This article originally appeared in National Newswatch.

By Nigel Rawson and John Adams, September 19, 2025

About 11,000 rare diseases have been identified. Individually, each disease affects from fewer than 100 to a few thousand Canadians. In total, these diseases afflict up to three million. The exact cause of many is unknown. But it’s clear that inadequate access to treatment in Canada is driven by government policy.

Canadians with rare diseases face several burdens: mental and/or physical impairments, medical and caregiver needs, and frequently much suffering and early death. The direct and indirect economic burdens are significant for patients, unpaid family caregivers, the health-care system, and society as a whole.

Historically, little could be done to treat almost all rare diseases but, in the last 40 years, more therapies have been created. Development accelerated in 1983 following the passing of the world’s first Orphan Drug Act in the United States, which introduced incentives to stimulate research and development of small-market medicines. The Act succeeded; over 5,000 drugs for rare diseases (DRD) were approved between 1983 and 2019. Mapping of the human genome first completed in 2003 also stimulated therapy development. Gene and cell therapies now offer significant advances for some rare diseases.

Nevertheless, only about five percent of rare diseases have specific therapies and are generally expensive per patient. High prices are charged because most potential therapies don’t make it to market due to efficacy or safety issues. Those that do have high research, development, manufacturing, and regulatory compliance costs but will only be used by a small number of patients from whom to recoup costs and reward investors.

Focusing on per-patient prices ignores the fact that only a small number of patients require DRDs and, consequently, overall costs are a fraction of the $372 billion Canada spends on health care each year. Yet, some believe that instead of paying thousands of dollars for a DRD for one person, the money should be used to pay for less expensive therapies for many more patients. Although health-care funding is allocated on a population basis, care is and should be delivered based on medical necessity, not rationed per patient.

Decisions have to be made about how much Canadians are willing to pay for both rare diseases and common illnesses because funding is never infinite. However, this should not mean patients with rare diseases can only be given extremely restricted access to DRDs simply because they are expensive. Denying treatments to sufferers due to high prices leads to greater health-care costs later, increased suffering, and doesn’t align with societal values or what patients want.

What should be done to improve the lives of Canadians with rare diseases?

Most market-based countries have imitated the U.S. and provided orphan drug laws and rare disease strategies, but not Canada. Consequently, fewer DRDs are launched here compared with the U.S. and the European Union. Canada needs a comprehensive strategy that includes an act to improve the legal framework, financial incentives, and intellectual property for scientific development to encourage developers to launch novel DRDs here.

A rare disease strategy should encompass sustainable access to DRDs but also include improved newborn disease screening (testing is a provincial patchwork as to who gets screened for which disorders), equitable access to timely diagnosis (on average, to receive a rare disease diagnosis in Canada takes three to four years), and policies to encourage innovative research into diseases and treatments.

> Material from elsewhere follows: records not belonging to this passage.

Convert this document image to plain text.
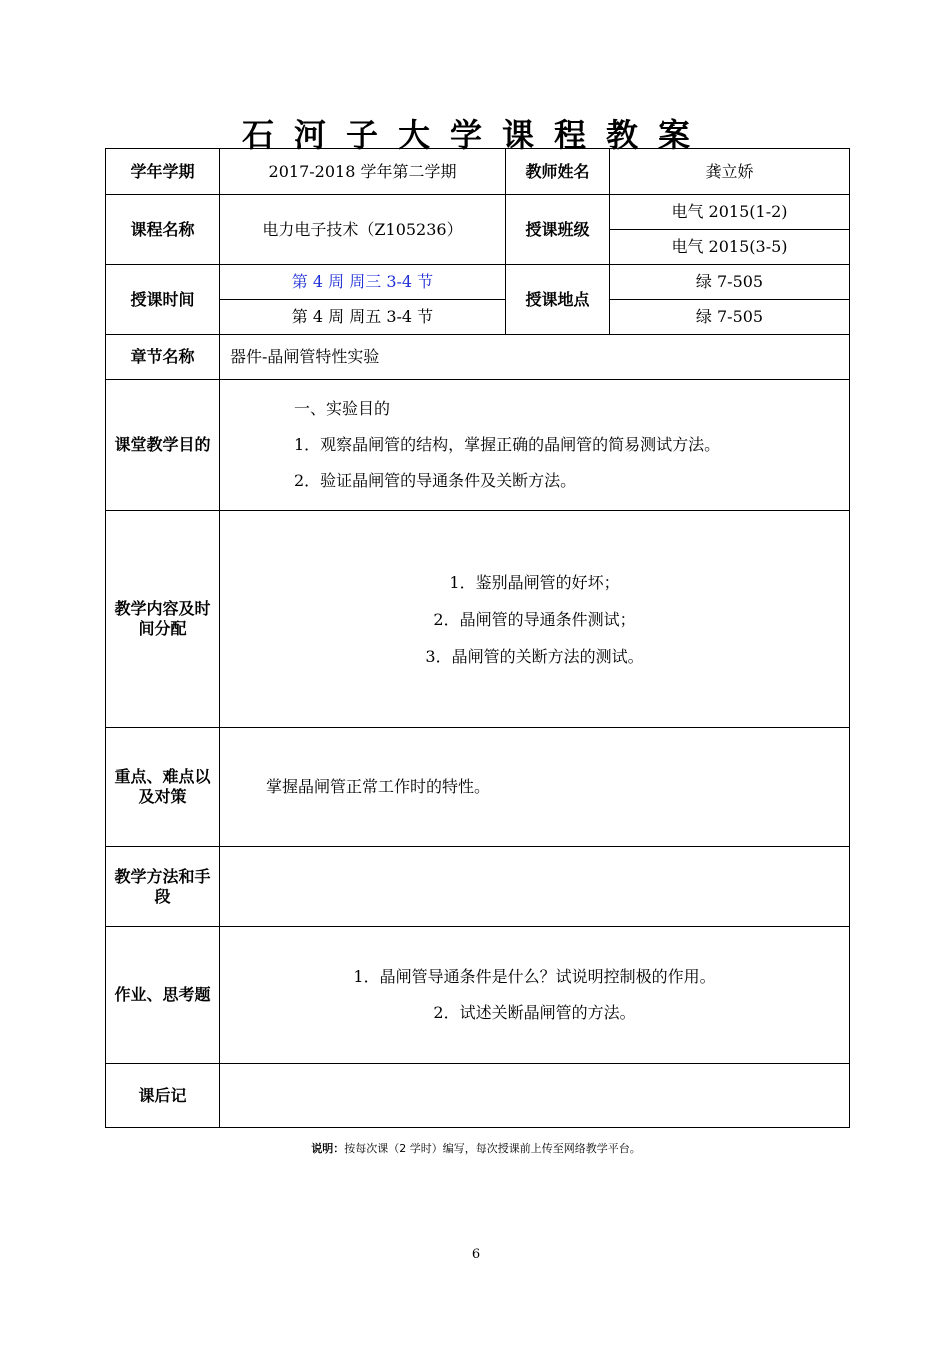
石河子大学课程教案
学年学期	2017-2018 学年第二学期	教师姓名	龚立娇
课程名称	电力电子技术（Z105236）	授课班级	电气 2015(1-2)
			电气 2015(3-5)
授课时间	第 4 周 周三 3-4 节	授课地点	绿 7-505
	第 4 周 周五 3-4 节		绿 7-505
章节名称	器件-晶闸管特性实验		

课堂教学目的	一、实验目的
1．观察晶闸管的结构，掌握正确的晶闸管的简易测试方法。
2．验证晶闸管的导通条件及关断方法。		

教学内容及时间分配	1．鉴别晶闸管的好坏；
2．晶闸管的导通条件测试；
3．晶闸管的关断方法的测试。		

重点、难点以及对策	掌握晶闸管正常工作时的特性。		

教学方法和手段			

作业、思考题	1．晶闸管导通条件是什么？试说明控制极的作用。
2．试述关断晶闸管的方法。		

课后记			
说明：按每次课（2 学时）编写，每次授课前上传至网络教学平台。
6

Innovation is stifled in Canada because drug developers must pass at least five sets of gatekeepers to get new drugs to market. The gatekeepers include regulatory review of efficacy and safety, health technology assessment of cost-benefit, bargaining between developers and governments’ price negotiation organization, and further bargaining with individual government drug plans before they decide whether to list a drug. These processes require time and expense, have many well-reported flaws, and deter developers from launching their products here before other countries.

The federal government introduced a National Strategy for DRDs in 2019, committing $1.5 billion over three years to increase access. In March 2023, the first phase began, with Ottawa seeking to reach bilateral funding agreements with the provinces and territories. Under these agreements, each jurisdiction selects DRDs to be funded from a common list that will eventually contain 12 options; currently, eight DRDs are listed to choose from.

By September 2025, nine provinces and three territories had signed on for anywhere from one to eight of the common list drugs, depending on jurisdiction. Quebec, which has its own rare disease policy, signed a March 2025 agreement with Ottawa whereby it will receive funds not tied to the common list. These are slow baby steps towards resolving the significant issue of inadequate and inequitable access to DRDs, and the bilateral approach perpetuates the already existing patchwork.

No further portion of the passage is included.